The bond has a coupon rate of 8.0%, which means it pays a coupon of 8.0% * $1000 = $80 per year.
Since the bond makes semi-annual coupon payments, the coupon payment per period is $80 * 0.5 = $40.

The bond has a yield to maturity (YTM) of 10%. Since the bond makes semi-annual payments, we need to adjust the YTM accordingly.

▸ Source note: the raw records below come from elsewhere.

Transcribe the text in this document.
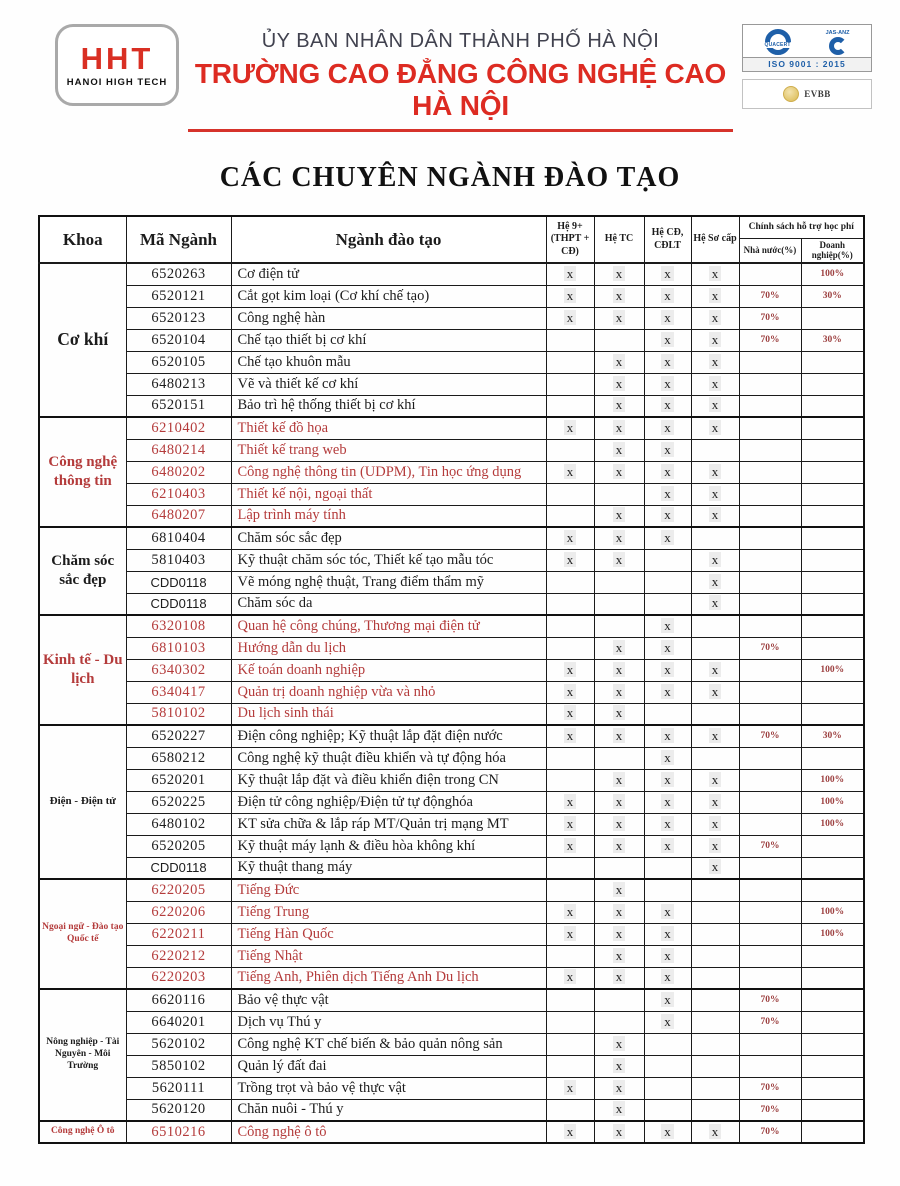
HHT
HANOI HIGH TECH
ỦY BAN NHÂN DÂN THÀNH PHỐ HÀ NỘI
TRƯỜNG CAO ĐẲNG CÔNG NGHỆ CAO HÀ NỘI
QUACERT
JAS-ANZ
ISO 9001 : 2015
EVBB
CÁC CHUYÊN NGÀNH ĐÀO TẠO
Khoa	Mã Ngành	Ngành đào tạo	Hệ 9+ (THPT + CĐ)	Hệ TC	Hệ CĐ, CĐLT	Hệ Sơ cấp	Chính sách hỗ trợ học phí	
							Nhà nước(%)	Doanh nghiệp(%)
Cơ khí	6520263	Cơ điện tử	x	x	x	x		100%
	6520121	Cắt gọt kim loại (Cơ khí chế tạo)	x	x	x	x	70%	30%
	6520123	Công nghệ hàn	x	x	x	x	70%	
	6520104	Chế tạo thiết bị cơ khí			x	x	70%	30%
	6520105	Chế tạo khuôn mẫu		x	x	x		
	6480213	Vẽ và thiết kế cơ khí		x	x	x		
	6520151	Bảo trì hệ thống thiết bị cơ khí		x	x	x		
Công nghệ thông tin	6210402	Thiết kế đồ họa	x	x	x	x		
	6480214	Thiết kế trang web		x	x			
	6480202	Công nghệ thông tin (UDPM), Tin học ứng dụng	x	x	x	x		
	6210403	Thiết kế nội, ngoại thất			x	x		
	6480207	Lập trình máy tính		x	x	x		
Chăm sóc sắc đẹp	6810404	Chăm sóc sắc đẹp	x	x	x			
	5810403	Kỹ thuật chăm sóc tóc, Thiết kế tạo mẫu tóc	x	x		x		
	CDD0118	Vẽ móng nghệ thuật, Trang điểm thẩm mỹ				x		
	CDD0118	Chăm sóc da				x		
Kinh tế - Du lịch	6320108	Quan hệ công chúng, Thương mại điện tử			x			
	6810103	Hướng dẫn du lịch		x	x		70%	
	6340302	Kế toán doanh nghiệp	x	x	x	x		100%
	6340417	Quản trị doanh nghiệp vừa và nhỏ	x	x	x	x		
	5810102	Du lịch sinh thái	x	x				
Điện - Điện tử	6520227	Điện công nghiệp; Kỹ thuật lắp đặt điện nước	x	x	x	x	70%	30%
	6580212	Công nghệ kỹ thuật điều khiển và tự động hóa			x			
	6520201	Kỹ thuật lắp đặt và điều khiển điện trong CN		x	x	x		100%
	6520225	Điện tử công nghiệp/Điện tử tự độnghóa	x	x	x	x		100%
	6480102	KT sửa chữa & lắp ráp MT/Quản trị mạng MT	x	x	x	x		100%
	6520205	Kỹ thuật máy lạnh & điều hòa không khí	x	x	x	x	70%	
	CDD0118	Kỹ thuật thang máy				x		
Ngoại ngữ - Đào tạo Quốc tế	6220205	Tiếng Đức		x				
	6220206	Tiếng Trung	x	x	x			100%
	6220211	Tiếng Hàn Quốc	x	x	x			100%
	6220212	Tiếng Nhật		x	x			
	6220203	Tiếng Anh, Phiên dịch Tiếng Anh Du lịch	x	x	x			
Nông nghiệp - Tài Nguyên - Môi Trường	6620116	Bảo vệ thực vật			x		70%	
	6640201	Dịch vụ Thú y			x		70%	
	5620102	Công nghệ KT chế biến & bảo quản nông sản		x				
	5850102	Quản lý đất đai		x				
	5620111	Trồng trọt và bảo vệ thực vật	x	x			70%	
	5620120	Chăn nuôi - Thú y		x			70%	
Công nghệ Ô tô	6510216	Công nghệ ô tô	x	x	x	x	70%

The semi-annual yield to maturity is YTM / 2 = 10% / 2 = 5%.

To calculate the present value of the bond's cash flows, we can use the formula for the present value of an annuity:

PV = C * (1 - (1 + r)^(-n)) / r + F * (1 + r)^(-n)

Where:
PV = Present value of the bond
C = Coupon payment per period
r = Semi-annual yield to maturity
n = Number of periods

In this case, C = $40, r = 5%, and n = 3 years * 2 = 6 periods (since there are two periods per year).

Using the formula, we can substitute the values to calculate the price of the bond:

PV = $40 * (1 - (1 + 0.05)^(-6)) / 0.05 + $1000 * (1 + 0.05)^(-6)

Calculating the above equation will give us the price of the bond when semi-annual coupon interest payments are considered.

To calculate the price of the bond, we need to determine the present value of its future cash flows, which include the coupon payments and the face value.

Step 1: Calculate the semi-annual coupon payment.
The coupon rate is 8.0%, and the face value of the bond is $1000. Since the bond makes semi-annual coupon interest payments, the semi-annual coupon payment can be calculated as follows:
Coupon Payment = Coupon Rate × Face Value / 2
Coupon Payment = 8.0% × $1000 / 2
Coupon Payment = $80

Step 2: Determine the number of semi-annual periods until maturity.
Since the bond is a three-year bond with semi-annual coupon payments, the number of semi-annual periods until maturity would be:
Number of Periods = 3 years × 2
Number of Periods = 6 semi-annual periods

Step 3: Determine the discount rate per semi-annual period.
The yield to maturity (YTM) on the bond is 10%. Since the bond makes semi-annual coupon payments, the discount rate per semi-annual period would be half of the YTM. Therefore, the discount rate per semi-annual period is:
Discount Rate = YTM / 2
Discount Rate = 10% / 2
Discount Rate = 5%

Step 4: Calculate the present value of coupon payments.
The present value of the semi-annual coupon payments can be calculated using the formula for the present value of an annuity:
Present Value of Coupon Payments = (Coupon Payment × (1 - (1 + Discount Rate)^-Number of Periods)) / Discount Rate
Present Value of Coupon Payments = ($80 × (1 - (1 + 5%)^-6)) / 5%
Present Value of Coupon Payments = $383.63

Step 5: Calculate the present value of the face value.
The present value of the face value can be calculated directly using the formula for the present value of a single future cash flow:
Present Value of Face Value = Face Value / (1 + Discount Rate)^Number of Periods
Present Value of Face Value = $1000 / (1 + 5%)^6
Present Value of Face Value = $747.26

Step 6: Calculate the price of the bond.
The price of the bond is equal to the sum of the present value of the coupon payments and the present value of the face value:
Bond Price = Present Value of Coupon Payments + Present Value of Face Value
Bond Price = $383.63 + $747.26
Bond Price = $1130.89

Therefore, the price of the bond is $1130.89.